The deployment process flow consists of 5 steps:
- Planning
- Development
- Testing
- Deploying
- Monitoring
14. What is the difference between build and deploy?
Build and deploy are testing terms with important meanings in the IT field. “Build” means consolidating and combining a set of executable code for testing. “Deploy” means injecting that set of executable code into a particular software environment to test it.
15. How would you define the GitLab workflow?
The Flow process incorporates a pre-prod branch to fix bugs before merging changes back to main (typically from dev) before going to production. Each team can have as many pre-prod branches as needed — for example, from main to test, from test to acceptance, and from acceptance to production.
16. Can you elaborate on the release flow?
Flow is a trunk-based development approach in which the master branch is deployed and developed. Branches are created off the master branch when there are special needs, but the branches do not serve as deployment targets. Here a pull request merges a branch back into the master branch.
17. What is the most important deployment step?

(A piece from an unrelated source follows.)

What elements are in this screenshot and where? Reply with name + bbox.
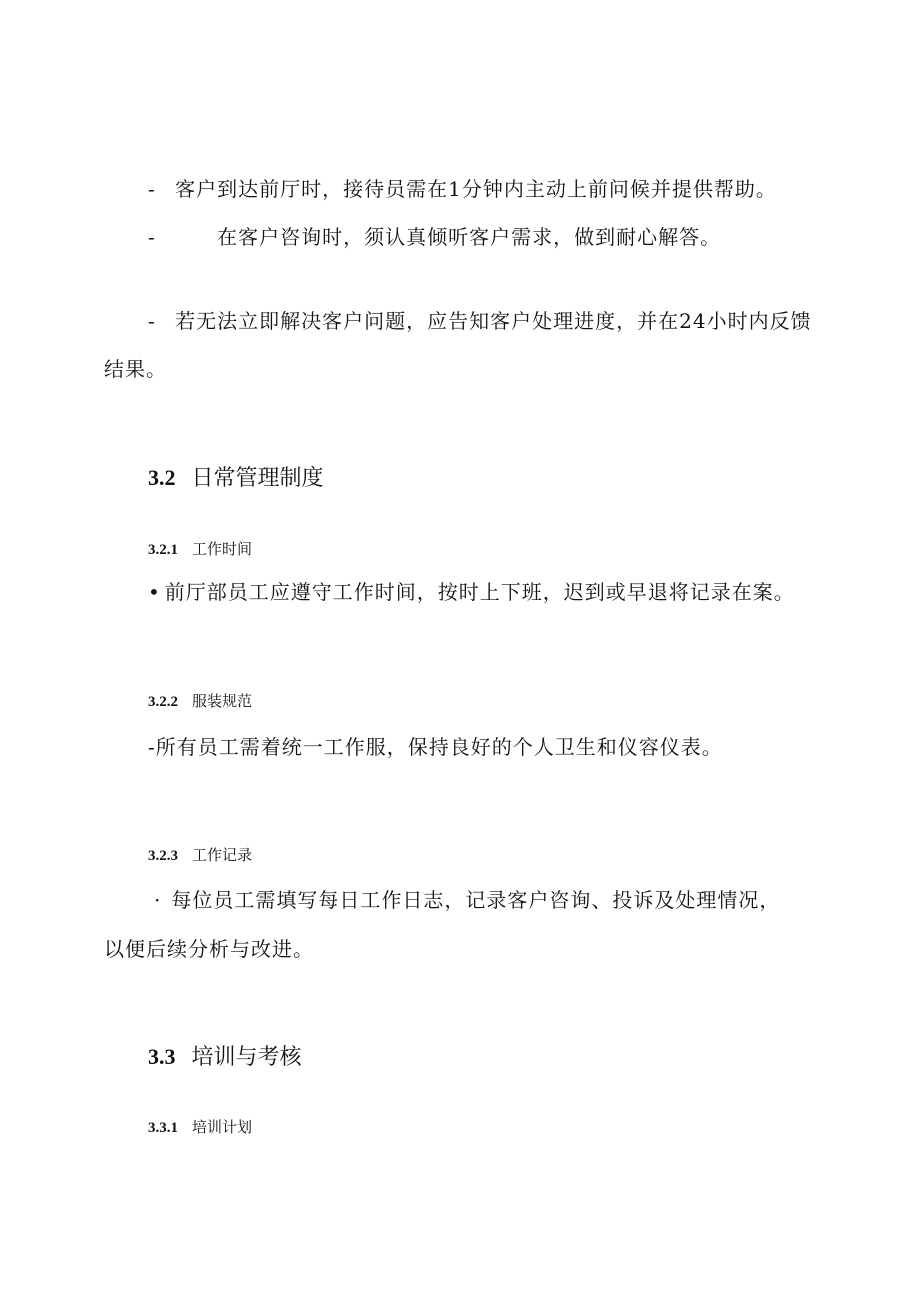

Systematic communication is an important element of deployment management. Without communication, many problems can arise, including scheduling conflicts and misunderstandings about the scope of a deployment. Post-deployment check-ins with decision-makers can help your team arrive at timely and accurate decisions, allowing you to avoid many common deployment issues.
18. What are artifacts in GitLab CI?
In GitLab 12.4, files and directories from internal and private projects can be previewed when access control is enabled using GitLab Pages. Jobs can output an archive of all the files and directories that are generated as part of the job run in a .zip file. This output is known as a job artifact, which can be downloaded using the GitLab UI or API.

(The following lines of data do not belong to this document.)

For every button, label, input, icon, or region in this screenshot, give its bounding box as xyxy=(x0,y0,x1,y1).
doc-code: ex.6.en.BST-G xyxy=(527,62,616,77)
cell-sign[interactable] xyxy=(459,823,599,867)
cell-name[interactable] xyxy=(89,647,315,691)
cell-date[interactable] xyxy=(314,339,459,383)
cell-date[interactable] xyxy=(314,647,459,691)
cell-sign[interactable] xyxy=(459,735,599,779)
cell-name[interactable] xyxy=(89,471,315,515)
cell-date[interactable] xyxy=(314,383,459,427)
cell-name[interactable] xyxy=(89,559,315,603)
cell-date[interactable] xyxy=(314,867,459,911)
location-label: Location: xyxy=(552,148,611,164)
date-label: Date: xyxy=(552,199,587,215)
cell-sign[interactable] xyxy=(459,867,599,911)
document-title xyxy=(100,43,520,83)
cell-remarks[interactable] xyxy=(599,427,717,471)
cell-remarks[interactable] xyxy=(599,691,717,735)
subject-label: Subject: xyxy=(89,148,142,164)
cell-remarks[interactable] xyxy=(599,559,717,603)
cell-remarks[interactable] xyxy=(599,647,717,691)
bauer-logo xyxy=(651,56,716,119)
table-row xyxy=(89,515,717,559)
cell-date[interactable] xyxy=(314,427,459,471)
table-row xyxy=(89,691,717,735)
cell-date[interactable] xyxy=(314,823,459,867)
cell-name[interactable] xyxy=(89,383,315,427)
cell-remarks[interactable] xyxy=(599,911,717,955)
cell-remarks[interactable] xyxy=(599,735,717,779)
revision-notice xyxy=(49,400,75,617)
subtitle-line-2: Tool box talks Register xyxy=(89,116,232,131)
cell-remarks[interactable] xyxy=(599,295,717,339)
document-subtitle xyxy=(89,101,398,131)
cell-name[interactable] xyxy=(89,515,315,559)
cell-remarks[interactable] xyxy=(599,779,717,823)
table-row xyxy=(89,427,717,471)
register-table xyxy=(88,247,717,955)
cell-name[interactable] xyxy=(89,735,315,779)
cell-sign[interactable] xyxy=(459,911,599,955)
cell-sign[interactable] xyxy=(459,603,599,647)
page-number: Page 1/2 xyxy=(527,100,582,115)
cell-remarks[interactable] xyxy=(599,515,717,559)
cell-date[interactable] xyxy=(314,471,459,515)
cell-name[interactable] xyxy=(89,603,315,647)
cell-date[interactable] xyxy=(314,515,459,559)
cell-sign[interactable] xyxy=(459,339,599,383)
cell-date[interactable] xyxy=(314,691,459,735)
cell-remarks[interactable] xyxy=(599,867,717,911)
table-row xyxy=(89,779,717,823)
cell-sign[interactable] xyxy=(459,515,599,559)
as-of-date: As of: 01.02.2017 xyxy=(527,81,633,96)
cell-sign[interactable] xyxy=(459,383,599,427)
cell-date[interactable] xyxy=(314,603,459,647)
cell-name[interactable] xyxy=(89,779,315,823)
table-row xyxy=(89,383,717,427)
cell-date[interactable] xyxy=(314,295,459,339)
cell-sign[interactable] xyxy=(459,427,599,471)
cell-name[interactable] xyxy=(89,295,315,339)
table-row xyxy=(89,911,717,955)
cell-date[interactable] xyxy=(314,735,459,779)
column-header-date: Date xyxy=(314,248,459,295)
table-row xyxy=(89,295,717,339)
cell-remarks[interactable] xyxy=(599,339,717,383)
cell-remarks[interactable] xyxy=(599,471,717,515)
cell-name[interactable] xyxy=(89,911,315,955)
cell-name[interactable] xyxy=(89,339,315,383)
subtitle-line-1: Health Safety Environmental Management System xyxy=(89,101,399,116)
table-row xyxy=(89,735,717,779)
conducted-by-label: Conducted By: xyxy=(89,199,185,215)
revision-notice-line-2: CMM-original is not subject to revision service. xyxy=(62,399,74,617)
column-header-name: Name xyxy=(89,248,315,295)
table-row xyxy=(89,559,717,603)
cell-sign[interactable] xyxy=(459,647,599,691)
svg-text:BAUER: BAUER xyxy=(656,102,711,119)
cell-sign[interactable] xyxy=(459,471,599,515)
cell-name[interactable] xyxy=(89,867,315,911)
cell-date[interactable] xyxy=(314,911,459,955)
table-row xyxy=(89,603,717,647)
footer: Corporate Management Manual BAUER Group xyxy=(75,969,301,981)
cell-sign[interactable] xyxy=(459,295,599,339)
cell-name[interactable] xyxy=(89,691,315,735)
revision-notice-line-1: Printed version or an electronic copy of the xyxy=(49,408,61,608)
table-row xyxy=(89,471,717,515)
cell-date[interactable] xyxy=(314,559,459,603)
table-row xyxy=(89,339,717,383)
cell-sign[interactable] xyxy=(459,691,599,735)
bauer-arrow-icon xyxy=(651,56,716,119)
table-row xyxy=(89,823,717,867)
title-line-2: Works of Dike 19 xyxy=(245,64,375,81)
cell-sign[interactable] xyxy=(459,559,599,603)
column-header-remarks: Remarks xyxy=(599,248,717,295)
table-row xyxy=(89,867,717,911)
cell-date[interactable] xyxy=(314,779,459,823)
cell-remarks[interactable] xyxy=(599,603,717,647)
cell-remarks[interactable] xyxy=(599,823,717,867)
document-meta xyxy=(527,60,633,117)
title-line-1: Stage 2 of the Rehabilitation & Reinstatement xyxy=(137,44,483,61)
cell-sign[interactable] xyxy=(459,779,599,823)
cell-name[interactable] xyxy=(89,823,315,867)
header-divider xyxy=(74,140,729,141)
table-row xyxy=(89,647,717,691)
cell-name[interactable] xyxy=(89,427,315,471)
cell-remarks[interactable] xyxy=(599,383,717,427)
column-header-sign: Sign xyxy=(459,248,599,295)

19. Could you explain what are deployment artifacts?
A deployment artifact, also known as an “archive file,” is the file generated by a build that contains all the information required to deploy the application to runtime. This type of file is created in the design phase and then handed off to the run-time environment.
20. Where are artifacts stored in GitLab CI?
The artifacts are stored in /home/git/gitlab/shared/artifacts by default. In order to keep them backed up regularly, you should save the file and restart GitLab.
21. What is cache dependency?
Cache dependencies enable the system to expire cached items when related objects are modified automatically. The system uses dummy cache keys, or cache items with no data that represent one or more other objects, to create dependencies between cached data and other objects.
22. What do you know about the dependency proxy?
GitLab provides a local cache called the Dependency Proxy for frequently-accessed upstream images. The Dependency Proxy can act as a pull-through cache in the case of CI/CD by receiving a request from your build server and returning the requested image from the registry.
23. How would you explain Docker layer caching?
Docker Layer Caching (DLC) is a useful feature to enable during continuous integration and continuous delivery (CI/CD) jobs in order to create reusable images that do not change each time they are run. Docker Layer Caching (DLC) is a feature that helps reduce the time it takes to run your containers by keeping track of changes to images so that they do not have to be rebuilt every time you upgrade your container.
24. How does GitLab caching work?
A cache is a set of files that a job can download before the execution, and upload after completion. The default location of the cache is the home directory of the GitLab Runner. If the distributed cache is configured, S3 works as storage. After execution, it will upload the cache back to the S3 bucket (push).
25. What is a GitLab registry?
GitLab Container Registry is a secure and private registry for Docker images. Built on open-source software and tightly integrated with GitLab, Container Registry gives every user—from solo developers to large enterprise—a single, secure interface to manage their projects, as well as all their containerized applications and services.